As of 2025, this species is assessed as Near-threatened species by the International Union for Conservation of Nature. The population is believed to be declining, with populations estimated at between 2,500 and 9,999 mature individuals. Prior to 2025, this species was listed Vulnerable species. Its main threat is habitat destruction through both legal and Illegal logging, conversion into farmlands through slash-and-burn, charcoal burning, and mining. Habitat loss on both Negros and Panay has been extensive. By 2007, Negros and Panay had a 3% and 6% remaining forest cover with a huge chunk of this being in higher elevation forests where this bird does not thrive. Despite the already paltry numbers, these figures are still continuing to decline due to the above-mentioned threats.

There are currently no species-specific conservation plans.
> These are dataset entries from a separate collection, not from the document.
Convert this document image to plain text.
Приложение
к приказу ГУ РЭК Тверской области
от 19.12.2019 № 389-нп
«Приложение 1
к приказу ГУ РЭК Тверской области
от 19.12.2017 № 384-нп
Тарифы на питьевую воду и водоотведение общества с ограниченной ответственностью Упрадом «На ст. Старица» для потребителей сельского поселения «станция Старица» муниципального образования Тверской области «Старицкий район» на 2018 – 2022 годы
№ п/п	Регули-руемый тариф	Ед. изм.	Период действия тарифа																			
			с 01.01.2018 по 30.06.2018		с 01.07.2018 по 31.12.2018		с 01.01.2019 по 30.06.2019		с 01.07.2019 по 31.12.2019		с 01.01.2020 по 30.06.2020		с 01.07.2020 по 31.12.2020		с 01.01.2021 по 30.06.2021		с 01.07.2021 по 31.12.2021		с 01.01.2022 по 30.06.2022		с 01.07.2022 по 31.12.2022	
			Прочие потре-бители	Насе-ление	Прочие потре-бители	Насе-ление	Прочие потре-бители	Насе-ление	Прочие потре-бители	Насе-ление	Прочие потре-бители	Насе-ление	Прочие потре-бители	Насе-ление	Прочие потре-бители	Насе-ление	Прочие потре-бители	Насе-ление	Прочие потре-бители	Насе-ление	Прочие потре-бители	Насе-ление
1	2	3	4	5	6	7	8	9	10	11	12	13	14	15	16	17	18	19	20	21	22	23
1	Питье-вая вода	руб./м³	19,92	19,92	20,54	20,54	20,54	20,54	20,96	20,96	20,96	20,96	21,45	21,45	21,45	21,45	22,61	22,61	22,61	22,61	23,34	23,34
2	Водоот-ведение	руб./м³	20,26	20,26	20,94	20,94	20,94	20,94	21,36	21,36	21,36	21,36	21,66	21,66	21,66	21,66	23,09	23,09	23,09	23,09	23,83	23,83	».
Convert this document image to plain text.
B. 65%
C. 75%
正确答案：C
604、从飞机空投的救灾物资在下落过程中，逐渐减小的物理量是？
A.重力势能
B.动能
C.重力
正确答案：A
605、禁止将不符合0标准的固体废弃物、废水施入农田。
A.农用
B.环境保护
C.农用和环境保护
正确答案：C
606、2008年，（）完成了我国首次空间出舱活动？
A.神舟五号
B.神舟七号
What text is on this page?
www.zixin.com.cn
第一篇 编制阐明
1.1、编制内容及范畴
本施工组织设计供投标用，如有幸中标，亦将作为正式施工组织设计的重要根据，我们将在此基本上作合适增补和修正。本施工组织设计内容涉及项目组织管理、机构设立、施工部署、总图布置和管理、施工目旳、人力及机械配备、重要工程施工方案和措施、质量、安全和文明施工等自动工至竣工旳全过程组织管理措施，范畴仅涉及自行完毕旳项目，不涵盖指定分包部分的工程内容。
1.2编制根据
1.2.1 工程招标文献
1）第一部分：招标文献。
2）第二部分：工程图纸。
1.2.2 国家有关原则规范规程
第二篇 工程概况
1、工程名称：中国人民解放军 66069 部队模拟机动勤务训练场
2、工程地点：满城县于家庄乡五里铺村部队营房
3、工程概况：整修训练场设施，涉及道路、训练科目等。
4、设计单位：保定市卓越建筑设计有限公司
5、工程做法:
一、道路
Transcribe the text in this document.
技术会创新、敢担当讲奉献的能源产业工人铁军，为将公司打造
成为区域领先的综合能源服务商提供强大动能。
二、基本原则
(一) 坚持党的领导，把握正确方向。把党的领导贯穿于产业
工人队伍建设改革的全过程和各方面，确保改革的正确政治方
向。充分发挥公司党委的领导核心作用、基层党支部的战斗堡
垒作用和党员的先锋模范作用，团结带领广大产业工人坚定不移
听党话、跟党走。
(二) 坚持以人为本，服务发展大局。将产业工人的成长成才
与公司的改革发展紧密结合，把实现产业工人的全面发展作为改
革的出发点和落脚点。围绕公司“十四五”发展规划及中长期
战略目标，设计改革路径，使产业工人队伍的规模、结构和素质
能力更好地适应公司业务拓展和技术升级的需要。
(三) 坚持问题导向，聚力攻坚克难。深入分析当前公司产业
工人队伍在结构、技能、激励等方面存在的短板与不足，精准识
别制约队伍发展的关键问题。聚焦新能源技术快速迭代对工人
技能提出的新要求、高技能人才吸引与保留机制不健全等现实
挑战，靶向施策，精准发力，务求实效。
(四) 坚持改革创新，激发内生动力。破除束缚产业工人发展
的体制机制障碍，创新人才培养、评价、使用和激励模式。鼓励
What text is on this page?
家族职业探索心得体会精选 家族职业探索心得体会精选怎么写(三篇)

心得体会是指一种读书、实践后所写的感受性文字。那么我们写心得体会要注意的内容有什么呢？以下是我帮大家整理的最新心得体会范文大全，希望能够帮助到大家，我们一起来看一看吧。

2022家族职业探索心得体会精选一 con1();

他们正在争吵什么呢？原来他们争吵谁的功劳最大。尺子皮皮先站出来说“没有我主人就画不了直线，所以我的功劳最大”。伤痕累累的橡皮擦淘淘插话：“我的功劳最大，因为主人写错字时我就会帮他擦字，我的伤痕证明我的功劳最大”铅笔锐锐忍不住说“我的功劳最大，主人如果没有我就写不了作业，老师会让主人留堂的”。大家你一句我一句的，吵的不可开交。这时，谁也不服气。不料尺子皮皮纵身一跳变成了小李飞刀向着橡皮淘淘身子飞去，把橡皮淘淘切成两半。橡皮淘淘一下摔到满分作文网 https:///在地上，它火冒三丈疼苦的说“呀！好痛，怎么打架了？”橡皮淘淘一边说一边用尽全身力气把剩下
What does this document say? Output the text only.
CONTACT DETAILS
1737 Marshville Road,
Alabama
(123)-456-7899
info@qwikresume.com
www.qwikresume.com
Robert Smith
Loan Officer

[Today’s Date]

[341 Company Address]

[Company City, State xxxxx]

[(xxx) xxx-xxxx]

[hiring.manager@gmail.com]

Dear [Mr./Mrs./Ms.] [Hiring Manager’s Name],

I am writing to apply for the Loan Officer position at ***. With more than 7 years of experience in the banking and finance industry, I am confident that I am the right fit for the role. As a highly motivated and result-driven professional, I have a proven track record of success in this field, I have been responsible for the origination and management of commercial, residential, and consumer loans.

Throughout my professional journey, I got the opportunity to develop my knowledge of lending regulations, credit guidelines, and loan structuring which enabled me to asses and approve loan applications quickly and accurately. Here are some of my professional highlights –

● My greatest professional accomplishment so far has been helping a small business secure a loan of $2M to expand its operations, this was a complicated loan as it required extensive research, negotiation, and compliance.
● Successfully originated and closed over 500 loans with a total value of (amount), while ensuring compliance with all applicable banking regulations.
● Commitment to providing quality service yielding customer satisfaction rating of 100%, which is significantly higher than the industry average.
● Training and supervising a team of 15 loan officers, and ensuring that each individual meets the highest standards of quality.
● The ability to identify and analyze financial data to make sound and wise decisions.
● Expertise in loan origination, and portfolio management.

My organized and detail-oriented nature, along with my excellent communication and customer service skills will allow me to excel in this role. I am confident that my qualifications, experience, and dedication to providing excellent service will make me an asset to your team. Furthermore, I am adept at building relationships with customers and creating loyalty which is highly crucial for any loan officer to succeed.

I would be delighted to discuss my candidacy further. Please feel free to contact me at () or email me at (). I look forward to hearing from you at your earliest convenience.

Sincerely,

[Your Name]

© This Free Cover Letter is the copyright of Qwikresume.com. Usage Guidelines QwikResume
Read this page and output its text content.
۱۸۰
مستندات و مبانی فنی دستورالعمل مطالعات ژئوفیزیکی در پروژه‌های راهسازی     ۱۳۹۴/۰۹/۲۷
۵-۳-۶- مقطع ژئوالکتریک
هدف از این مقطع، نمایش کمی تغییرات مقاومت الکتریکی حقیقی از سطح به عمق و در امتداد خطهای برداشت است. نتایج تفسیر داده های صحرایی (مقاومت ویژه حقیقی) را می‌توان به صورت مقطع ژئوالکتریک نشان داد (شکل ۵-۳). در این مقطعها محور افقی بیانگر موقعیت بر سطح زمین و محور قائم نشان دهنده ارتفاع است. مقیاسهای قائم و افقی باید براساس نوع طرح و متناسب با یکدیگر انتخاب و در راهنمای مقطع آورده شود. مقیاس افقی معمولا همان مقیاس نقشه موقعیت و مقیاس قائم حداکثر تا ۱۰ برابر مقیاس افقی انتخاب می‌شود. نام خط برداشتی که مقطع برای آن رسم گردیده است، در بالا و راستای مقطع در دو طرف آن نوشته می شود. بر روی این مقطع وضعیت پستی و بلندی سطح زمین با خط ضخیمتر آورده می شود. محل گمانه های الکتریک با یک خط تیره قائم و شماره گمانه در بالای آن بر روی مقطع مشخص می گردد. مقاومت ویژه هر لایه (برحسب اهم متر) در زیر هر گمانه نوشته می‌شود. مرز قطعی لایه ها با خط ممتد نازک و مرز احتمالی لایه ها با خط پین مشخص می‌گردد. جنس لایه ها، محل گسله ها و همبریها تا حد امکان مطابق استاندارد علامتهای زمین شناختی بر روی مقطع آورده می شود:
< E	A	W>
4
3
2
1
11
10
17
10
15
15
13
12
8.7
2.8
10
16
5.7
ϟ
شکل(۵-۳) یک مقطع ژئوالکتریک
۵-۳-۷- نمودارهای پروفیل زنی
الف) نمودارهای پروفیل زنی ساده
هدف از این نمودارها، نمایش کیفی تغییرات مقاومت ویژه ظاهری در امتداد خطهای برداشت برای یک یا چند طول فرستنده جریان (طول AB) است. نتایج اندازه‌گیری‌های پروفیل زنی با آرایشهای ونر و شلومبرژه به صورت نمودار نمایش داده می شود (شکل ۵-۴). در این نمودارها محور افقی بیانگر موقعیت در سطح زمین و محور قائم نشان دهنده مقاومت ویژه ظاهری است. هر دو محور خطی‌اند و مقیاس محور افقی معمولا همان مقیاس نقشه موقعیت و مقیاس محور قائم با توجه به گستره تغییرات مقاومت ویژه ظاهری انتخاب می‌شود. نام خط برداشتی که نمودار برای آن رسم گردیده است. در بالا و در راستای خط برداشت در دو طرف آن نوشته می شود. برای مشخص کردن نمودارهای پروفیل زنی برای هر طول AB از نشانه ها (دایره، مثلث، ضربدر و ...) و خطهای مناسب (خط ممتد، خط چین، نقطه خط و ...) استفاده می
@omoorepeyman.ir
It occurs in a few protected areas in Northern Negros Natural Park, Mount Kanlaon National Park and Northwest Panay Peninsula Natural Park. However, as with most areas in the Philippines, protection from hunting and illegal logging is lax.

Two-thirds of all EBird records of this species by birdwatchers in the Liptong Woodland, a private reforestation project owned by Rene Vendiola in Valencia, Negros Oriental. This area is just 2 hectares but supports multiple pairs of owls.